Kraar's goal jibes with Working Theater's mission to make shows about and accessible to working-class people. Artistic director Tamilla Woodard sees Five Boroughs/One City as a necessary step. Instead of trying to get the target audience to commute to downtown Manhattan for a show, the company is bringing the experience to them. "The play is not the end of it, the play is the middle," she says, noting that Working Theater hosts community conversations during the play's development and after every performance so locals can discuss the neighborhood and how it has changed. "It starts with community engagement, it becomes a play and the play becomes this forum for the community to talk with itself again."
For Alternating Currents, Kraar spent about a year commuting to Electchester, an affordable housing complex created by Local 3 of the International Brotherhood of Electrical Workers for its union members. In speaking with the residents, Kraar discovered some delightful factoids (Electchester hosts one of the biggest Christmas tree lighting ceremonies in New York City, for obvious reasons) and some unfortunate realities, such as the tension between Electchester and NYCHA's Pomonok Houses across the street. That conflict forms the main power line of the play. Kraar explains that while Electchester was founded on the ideals of fraternity, unfortunately "sometimes people take care of each other but they forget that the people across the street are part of their community, too."

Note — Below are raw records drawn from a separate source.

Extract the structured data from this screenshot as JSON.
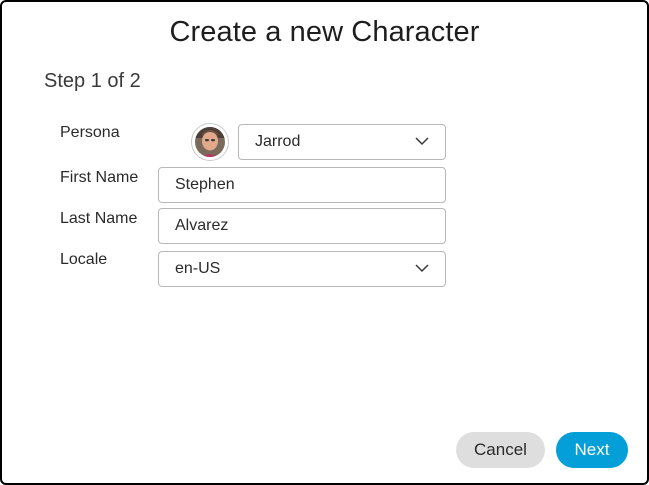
{
  "dialog": {
    "title": "Create a new Character",
    "step": "Step 1 of 2"
  },
  "form": {
    "persona": {
      "label": "Persona",
      "value": "Jarrod",
      "avatar_icon": "user-avatar"
    },
    "first_name": {
      "label": "First Name",
      "value": "Stephen"
    },
    "last_name": {
      "label": "Last Name",
      "value": "Alvarez"
    },
    "locale": {
      "label": "Locale",
      "value": "en-US"
    }
  },
  "actions": {
    "cancel_label": "Cancel",
    "next_label": "Next"
  },
  "colors": {
    "accent": "#049fd9",
    "secondary_button": "#dedede"
  }
}
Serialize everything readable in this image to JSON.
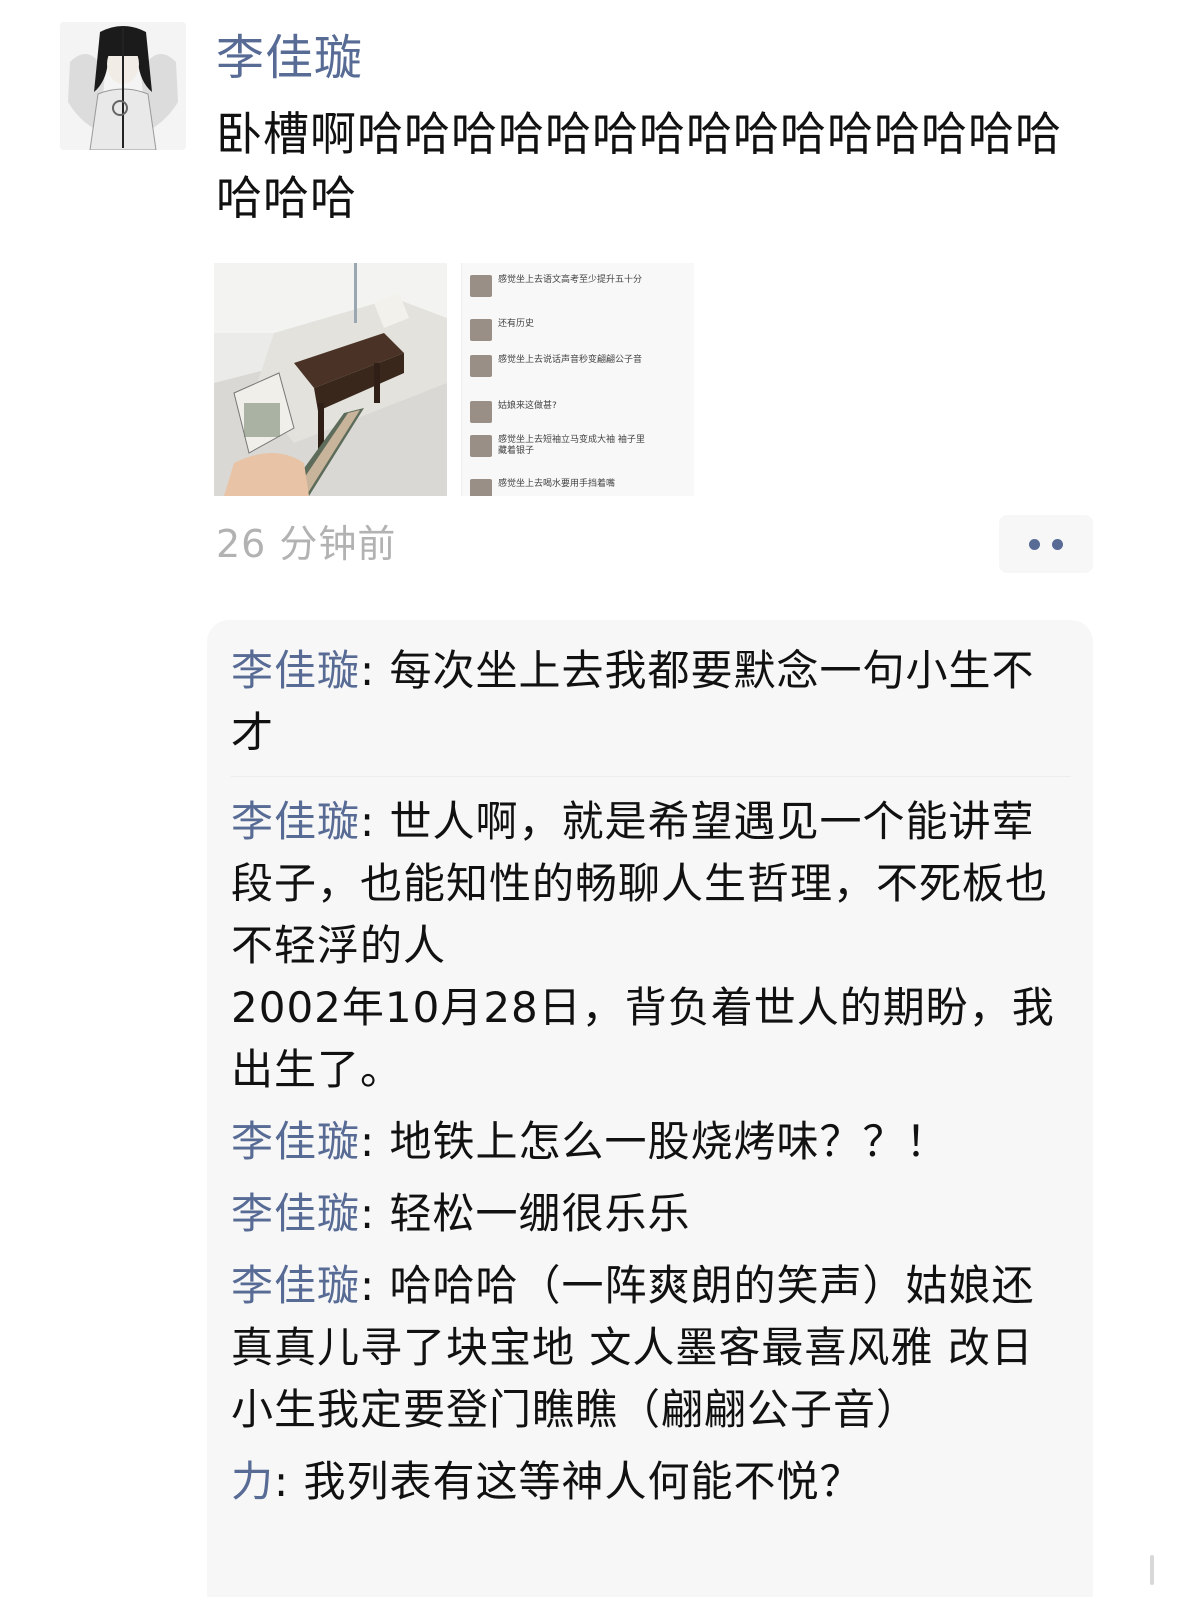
{
  "post": {
    "author": "李佳璇",
    "text": "卧槽啊哈哈哈哈哈哈哈哈哈哈哈哈哈哈哈哈哈哈",
    "timestamp": "26 分钟前",
    "images": [
      {
        "icon": "photo-sofa"
      },
      {
        "icon": "photo-chat-screenshot",
        "lines": [
          "感觉坐上去语文高考至少提升五十分",
          "还有历史",
          "感觉坐上去说话声音秒变翩翩公子音",
          "姑娘来这做甚?",
          "感觉坐上去短袖立马变成大袖 袖子里藏着银子",
          "感觉坐上去喝水要用手挡着嘴"
        ]
      }
    ],
    "more_icon": "more-dots-icon"
  },
  "comments": [
    {
      "author": "李佳璇",
      "sep": ": ",
      "text": "每次坐上去我都要默念一句小生不才"
    },
    {
      "author": "李佳璇",
      "sep": ": ",
      "text": "世人啊，就是希望遇见一个能讲荤段子，也能知性的畅聊人生哲理，不死板也不轻浮的人\n2002年10月28日，背负着世人的期盼，我出生了。"
    },
    {
      "author": "李佳璇",
      "sep": ": ",
      "text": "地铁上怎么一股烧烤味？？！"
    },
    {
      "author": "李佳璇",
      "sep": ": ",
      "text": "轻松一绷很乐乐"
    },
    {
      "author": "李佳璇",
      "sep": ": ",
      "text": "哈哈哈（一阵爽朗的笑声）姑娘还真真儿寻了块宝地 文人墨客最喜风雅 改日小生我定要登门瞧瞧（翩翩公子音）"
    },
    {
      "author": "力",
      "sep": ": ",
      "text": "我列表有这等神人何能不悦？"
    }
  ],
  "colors": {
    "link": "#576b95",
    "timestamp": "#b2b2b2",
    "comment_bg": "#f7f7f7"
  }
}
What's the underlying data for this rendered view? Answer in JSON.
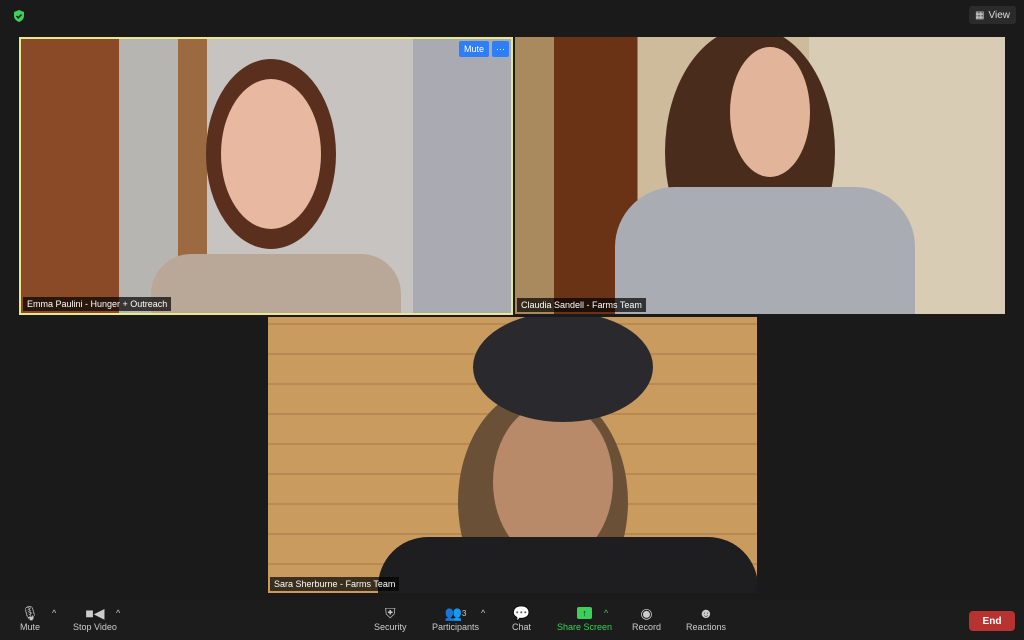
{
  "header": {
    "view_label": "View"
  },
  "tiles": [
    {
      "name": "Emma Paulini - Hunger + Outreach",
      "mute": "Mute",
      "more": "···"
    },
    {
      "name": "Claudia Sandell - Farms Team"
    },
    {
      "name": "Sara Sherburne - Farms Team"
    }
  ],
  "toolbar": {
    "mute": "Mute",
    "stop_video": "Stop Video",
    "security": "Security",
    "participants": "Participants",
    "participant_count": "3",
    "chat": "Chat",
    "share_screen": "Share Screen",
    "record": "Record",
    "reactions": "Reactions",
    "end": "End"
  },
  "colors": {
    "active_speaker": "#e8e88e",
    "accent": "#2d7ef7",
    "share": "#3ecf5a",
    "end": "#b73332"
  }
}
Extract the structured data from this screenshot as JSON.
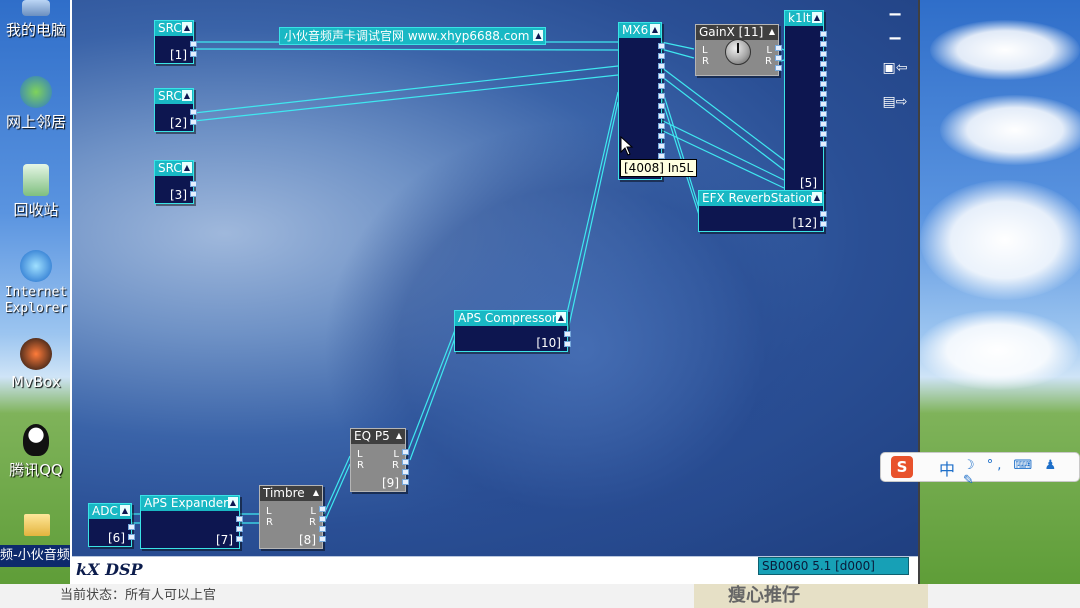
{
  "desktop": {
    "icons": [
      {
        "label": "我的电脑",
        "icon": "my-computer-icon"
      },
      {
        "label": "网上邻居",
        "icon": "network-icon"
      },
      {
        "label": "回收站",
        "icon": "recycle-bin-icon"
      },
      {
        "label": "Internet Explorer",
        "icon": "ie-icon"
      },
      {
        "label": "MvBox",
        "icon": "mvbox-icon"
      },
      {
        "label": "腾讯QQ",
        "icon": "qq-icon"
      }
    ]
  },
  "banner": {
    "text": "小伙音频声卡调试官网 www.xhyp6688.com"
  },
  "plugins": {
    "src1": {
      "title": "SRC",
      "index": "[1]"
    },
    "src2": {
      "title": "SRC",
      "index": "[2]"
    },
    "src3": {
      "title": "SRC",
      "index": "[3]"
    },
    "mx6": {
      "title": "MX6"
    },
    "gainx": {
      "title": "GainX [11]",
      "left": "L",
      "right": "R"
    },
    "k1lt": {
      "title": "k1lt",
      "index": "[5]"
    },
    "efx": {
      "title": "EFX ReverbStation",
      "index": "[12]"
    },
    "compressor": {
      "title": "APS Compressor",
      "index": "[10]"
    },
    "eq": {
      "title": "EQ P5",
      "index": "[9]",
      "left": "L",
      "right": "R"
    },
    "timbre": {
      "title": "Timbre",
      "index": "[8]",
      "left": "L",
      "right": "R"
    },
    "expander": {
      "title": "APS Expander",
      "index": "[7]"
    },
    "adc": {
      "title": "ADC",
      "index": "[6]"
    }
  },
  "tooltip": {
    "text": "[4008] In5L"
  },
  "statusbar": {
    "app_title": "kX DSP",
    "version": "SB0060 5.1 [d000]"
  },
  "taskbar": {
    "window_label": "频-小伙音频"
  },
  "page": {
    "state_text": "当前状态：所有人可以上官",
    "ad_text": "瘦心推仔"
  },
  "ime": {
    "logo": "S",
    "lang": "中",
    "tools": "☽ °, ⌨ ♟ ✎"
  }
}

In addition to providing an entertaining and illuminating performance, the creatives at Working Theater hope to build some bridges between disparate neighborhoods through art by having the participating community members attend all five shows. The residents of Electchester saw the previous Five Boroughs/One City plays, Dan Hoyle's South Bronx-set The Block in 2016 and Ed Cardona Jr.'s Bamboo in Bushwick in 2017, and they'll also see the future ones. So they get to see themselves reflected onstage as well as their peers in other boroughs.
While shepherding the plays from conception to completion, Plesent and Woodard have noticed similar themes emerging from each neighborhood, especially gentrification and displacement. "We're using the word gentrification but it's really about 'I'm losing my community, and I can't find myself in my community,'" says Woodard. "'I used to belong. I feel like a stranger here. I can't afford it anymore. I don't feel safe.' Essentially it's, 'How do I fit into this place now?'"
Another common concern: racial inequity. "We're such a diverse city but we're also incredibly segregated," says Plesent.
In creating these works for the communities and then fostering communal discussions Working Theater hopes to make neighbors become, well, more neighborly. Woodard admits that talking to the strangers next door is "intimidating," but she thinks that "theatre can make it unintimidating, to help us be in a conversation with each other."